The year 2017 isn’t coming as soon as you think. In fact, it will be exactly one second late. Or 2016 will drag on a leap second longer.
On Dec. 31, 2016, the international time keeping community (yes, it exists!) will tack an additional second, known as a leap second, on to the last minute of the year.
Because The Earth doesn’t keep perfect time, timekeepers occasionally insert another second or two to match Earth’s rotation and the precise atomic clocks.
U.S. Naval Observatory’s Geoff Chester says the tides’ interaction with the moon and other factors, including warmer, denser waters from El Nino, cause Earth to take longer to go full circle each day.
Although it’s no big deal for most of us to adjust to an additional atomic second in our year, it is a much bigger pain for people who run computer networks.
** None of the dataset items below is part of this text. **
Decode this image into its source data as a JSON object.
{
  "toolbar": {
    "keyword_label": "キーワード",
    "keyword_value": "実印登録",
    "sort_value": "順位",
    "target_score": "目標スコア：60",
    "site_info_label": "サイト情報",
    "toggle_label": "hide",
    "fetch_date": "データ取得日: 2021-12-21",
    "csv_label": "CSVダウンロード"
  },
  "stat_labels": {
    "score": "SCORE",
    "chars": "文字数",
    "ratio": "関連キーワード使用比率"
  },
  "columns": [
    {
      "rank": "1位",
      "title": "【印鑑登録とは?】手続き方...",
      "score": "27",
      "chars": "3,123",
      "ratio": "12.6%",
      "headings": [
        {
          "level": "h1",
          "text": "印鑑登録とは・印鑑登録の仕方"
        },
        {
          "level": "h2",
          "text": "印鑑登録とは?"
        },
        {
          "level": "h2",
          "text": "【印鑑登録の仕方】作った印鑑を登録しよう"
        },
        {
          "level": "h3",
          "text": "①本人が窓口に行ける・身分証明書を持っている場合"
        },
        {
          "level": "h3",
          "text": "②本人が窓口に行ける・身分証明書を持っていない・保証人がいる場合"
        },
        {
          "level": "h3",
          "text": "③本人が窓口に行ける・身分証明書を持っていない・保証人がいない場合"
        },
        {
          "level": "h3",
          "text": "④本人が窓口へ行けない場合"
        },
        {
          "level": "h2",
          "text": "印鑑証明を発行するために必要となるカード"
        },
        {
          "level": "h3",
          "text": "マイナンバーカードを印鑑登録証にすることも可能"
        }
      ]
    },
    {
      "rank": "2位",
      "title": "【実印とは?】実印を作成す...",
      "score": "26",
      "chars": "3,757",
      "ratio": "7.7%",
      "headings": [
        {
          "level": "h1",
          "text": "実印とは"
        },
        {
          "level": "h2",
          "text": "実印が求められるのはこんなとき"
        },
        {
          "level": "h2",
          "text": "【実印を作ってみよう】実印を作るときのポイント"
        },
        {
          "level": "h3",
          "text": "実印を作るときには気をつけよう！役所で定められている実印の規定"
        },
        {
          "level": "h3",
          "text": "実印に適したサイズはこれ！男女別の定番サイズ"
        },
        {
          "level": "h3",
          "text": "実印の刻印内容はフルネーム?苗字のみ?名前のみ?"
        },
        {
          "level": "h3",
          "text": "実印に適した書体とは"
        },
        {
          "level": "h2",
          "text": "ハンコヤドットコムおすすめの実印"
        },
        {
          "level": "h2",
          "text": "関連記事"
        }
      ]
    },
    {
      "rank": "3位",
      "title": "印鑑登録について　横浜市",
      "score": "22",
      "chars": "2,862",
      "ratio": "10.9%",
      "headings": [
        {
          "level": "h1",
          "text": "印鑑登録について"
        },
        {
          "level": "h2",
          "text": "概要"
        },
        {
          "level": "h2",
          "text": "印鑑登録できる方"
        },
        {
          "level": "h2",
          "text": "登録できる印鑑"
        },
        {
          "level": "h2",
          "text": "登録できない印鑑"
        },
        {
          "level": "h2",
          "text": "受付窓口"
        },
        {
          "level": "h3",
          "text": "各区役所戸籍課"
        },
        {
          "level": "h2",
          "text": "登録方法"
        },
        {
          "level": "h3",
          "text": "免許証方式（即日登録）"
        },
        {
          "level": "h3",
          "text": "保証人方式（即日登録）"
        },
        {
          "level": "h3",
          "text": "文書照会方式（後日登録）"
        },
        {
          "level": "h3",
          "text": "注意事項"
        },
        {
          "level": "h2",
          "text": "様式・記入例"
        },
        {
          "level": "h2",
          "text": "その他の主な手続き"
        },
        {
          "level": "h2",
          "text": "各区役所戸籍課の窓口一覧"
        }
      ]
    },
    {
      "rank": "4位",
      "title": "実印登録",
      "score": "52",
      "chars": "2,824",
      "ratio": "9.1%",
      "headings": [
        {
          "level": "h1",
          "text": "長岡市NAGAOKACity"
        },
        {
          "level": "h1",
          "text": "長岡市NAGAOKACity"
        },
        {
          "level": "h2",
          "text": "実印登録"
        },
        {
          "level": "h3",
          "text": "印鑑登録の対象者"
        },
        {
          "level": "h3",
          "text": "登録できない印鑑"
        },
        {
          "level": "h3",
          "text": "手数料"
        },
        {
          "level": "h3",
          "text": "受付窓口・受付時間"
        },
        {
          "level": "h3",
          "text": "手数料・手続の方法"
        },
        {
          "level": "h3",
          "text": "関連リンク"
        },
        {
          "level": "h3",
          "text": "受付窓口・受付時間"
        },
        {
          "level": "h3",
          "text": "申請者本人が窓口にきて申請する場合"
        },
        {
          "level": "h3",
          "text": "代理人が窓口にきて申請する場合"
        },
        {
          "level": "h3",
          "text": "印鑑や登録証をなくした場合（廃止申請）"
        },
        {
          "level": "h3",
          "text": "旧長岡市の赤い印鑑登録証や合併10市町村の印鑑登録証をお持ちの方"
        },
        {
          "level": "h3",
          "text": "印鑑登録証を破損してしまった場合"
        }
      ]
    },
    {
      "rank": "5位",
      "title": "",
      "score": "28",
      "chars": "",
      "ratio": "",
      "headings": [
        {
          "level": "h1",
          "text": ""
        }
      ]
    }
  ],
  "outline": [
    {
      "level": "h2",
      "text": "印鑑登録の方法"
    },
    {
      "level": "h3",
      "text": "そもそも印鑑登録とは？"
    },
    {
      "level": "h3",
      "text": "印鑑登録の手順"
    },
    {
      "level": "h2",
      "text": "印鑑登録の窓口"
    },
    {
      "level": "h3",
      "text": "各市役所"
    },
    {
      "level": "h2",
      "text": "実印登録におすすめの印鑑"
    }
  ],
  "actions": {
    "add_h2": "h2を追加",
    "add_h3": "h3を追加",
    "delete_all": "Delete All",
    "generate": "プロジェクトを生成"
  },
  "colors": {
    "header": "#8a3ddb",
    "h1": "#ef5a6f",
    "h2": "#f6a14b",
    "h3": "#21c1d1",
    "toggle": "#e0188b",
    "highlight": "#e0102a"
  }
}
In the past, tech companies like Google, Reddit and LinkedIn have all run into problems because of the addition of a leap second.
Smeared Time
Google detailed in a blog post how it plans to stretch-out 20 hours’ worth of seconds to build-up the additional time – instead of adding a single leap second on the evening of December 31st.
NPR’s Geoff Brumfiel notes:
“Leap seconds have crashed airline reservation systems. They’re believed to have briefly shut down Russia’s GPS satellite system, and there’s potential for even greater mischief as things like financial trading become ever more precise in their use of time.”
This will be the first leap second since July 1, 2015.
For the countdown tonight, remember:
“… three, two, one, zero.” And then “Happy New Year!”